Dr Dahiya, from the University of Glasgow’s School of Engineering, said:
Human skin is an incredibly complex system capable of detecting pressure, temperature and texture through an array of neural sensors which carry signals from the skin to the brain. My colleagues and I have already made significant steps in creating prosthetic prototypes which integrate synthetic skin and are capable of making very sensitive pressure measurements. Those measurements mean the prosthetic hand is capable of performing challenging tasks like properly gripping soft materials, which other prosthetics can struggle with. We are also using innovative 3D printing strategies to build more affordable sensitive prosthetic limbs, including the formation of a very active student club called ‘Helping Hands’. Skin capable of touch sensitivity also opens the possibility of creating robots capable of making better decisions about human safety. A robot working on a construction line, for example, is much less likely to accidentally injure a human if it can feel that a person has unexpectedly entered their area of movement and stop before an injury can occur.
Dr Ravinder Dahiya, School of Engineering, University of Glasgow
The new skin needs just 20 nanowatts of power per square centimeter, which is easily realized even by the least quality photovoltaic cells available on the market. But at the moment, energy produced by the skin’s photovoltaic cells cannot be stored, the team is already searching for ways to divert unused energy into batteries, thereby allowing the energy to be used whenever required.
The other next step for us is to further develop the power-generation technology which underpins this research and use it to power the motors which drive the prosthetic hand itself. This could allow the creation of an entirely energy-autonomous prosthetic limb.
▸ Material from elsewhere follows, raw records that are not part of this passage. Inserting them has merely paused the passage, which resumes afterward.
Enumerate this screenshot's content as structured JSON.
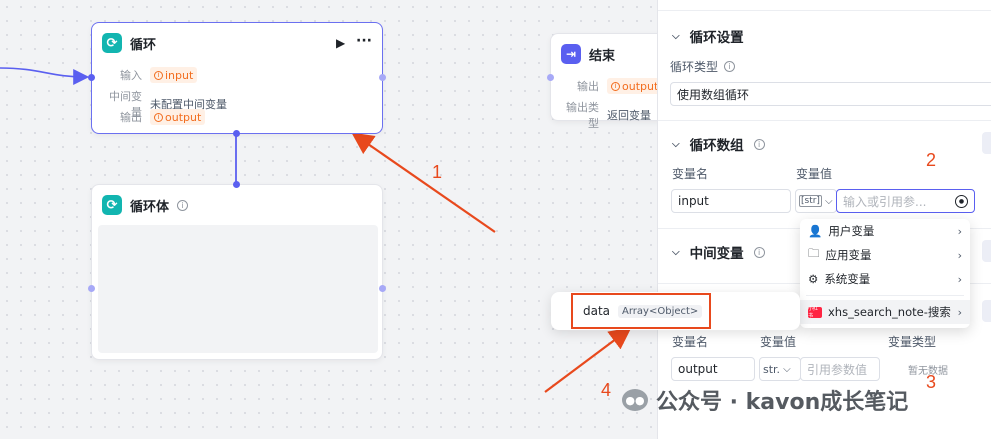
{
  "loop_node": {
    "title": "循环",
    "run_icon": "▶",
    "more_icon": "···",
    "rows": [
      {
        "key": "输入",
        "chip": "input"
      },
      {
        "key": "中间变量",
        "value": "未配置中间变量"
      },
      {
        "key": "输出",
        "chip": "output"
      }
    ]
  },
  "loop_body_node": {
    "title": "循环体"
  },
  "end_node": {
    "title": "结束",
    "rows": [
      {
        "key": "输出",
        "chip": "output"
      },
      {
        "key": "输出类型",
        "value": "返回变量"
      }
    ]
  },
  "panel": {
    "loop_settings": {
      "title": "循环设置",
      "loop_type_label": "循环类型",
      "loop_type_value": "使用数组循环"
    },
    "loop_array": {
      "title": "循环数组",
      "var_name_label": "变量名",
      "var_value_label": "变量值",
      "var_name_value": "input",
      "type_tag": "[str]",
      "ref_placeholder": "输入或引用参..."
    },
    "middle_vars": {
      "title": "中间变量"
    },
    "output": {
      "var_name_label": "变量名",
      "var_value_label": "变量值",
      "var_type_label": "变量类型",
      "var_name_value": "output",
      "type_tag": "str.",
      "ref_placeholder": "引用参数值",
      "empty_text": "暂无数据"
    }
  },
  "dropdown": {
    "items": [
      {
        "label": "用户变量",
        "icon": "user-icon"
      },
      {
        "label": "应用变量",
        "icon": "folder-icon"
      },
      {
        "label": "系统变量",
        "icon": "gear-icon"
      },
      {
        "label": "xhs_search_note-搜索",
        "icon": "xiaohongshu-icon",
        "icon_text": "小红书"
      }
    ]
  },
  "data_popup": {
    "label": "data",
    "type": "Array<Object>"
  },
  "annotations": [
    "1",
    "2",
    "3",
    "4"
  ],
  "watermark": "公众号 · kavon成长笔记",
  "colors": {
    "accent": "#5a5ff0",
    "loop": "#12b5b0",
    "chip": "#f26d1f",
    "annotation": "#e8491d"
  }
}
We’ve already made some encouraging progress in this direction and we’re looking forward to presenting those results soon. We are also exploring the possibility of building on these exciting results to develop wearable systems for affordable healthcare. In this direction, recently we also got small funds from Scottish Funding Council.
Dr Ravinder Dahiya , School of Engineering, University of Glasgow
The research paper is titled ‘Energy Autonomous Flexible and Transparent Tactile Skin’, and the research received funding from the Engineering and Physical Sciences Research Council (EPSRC).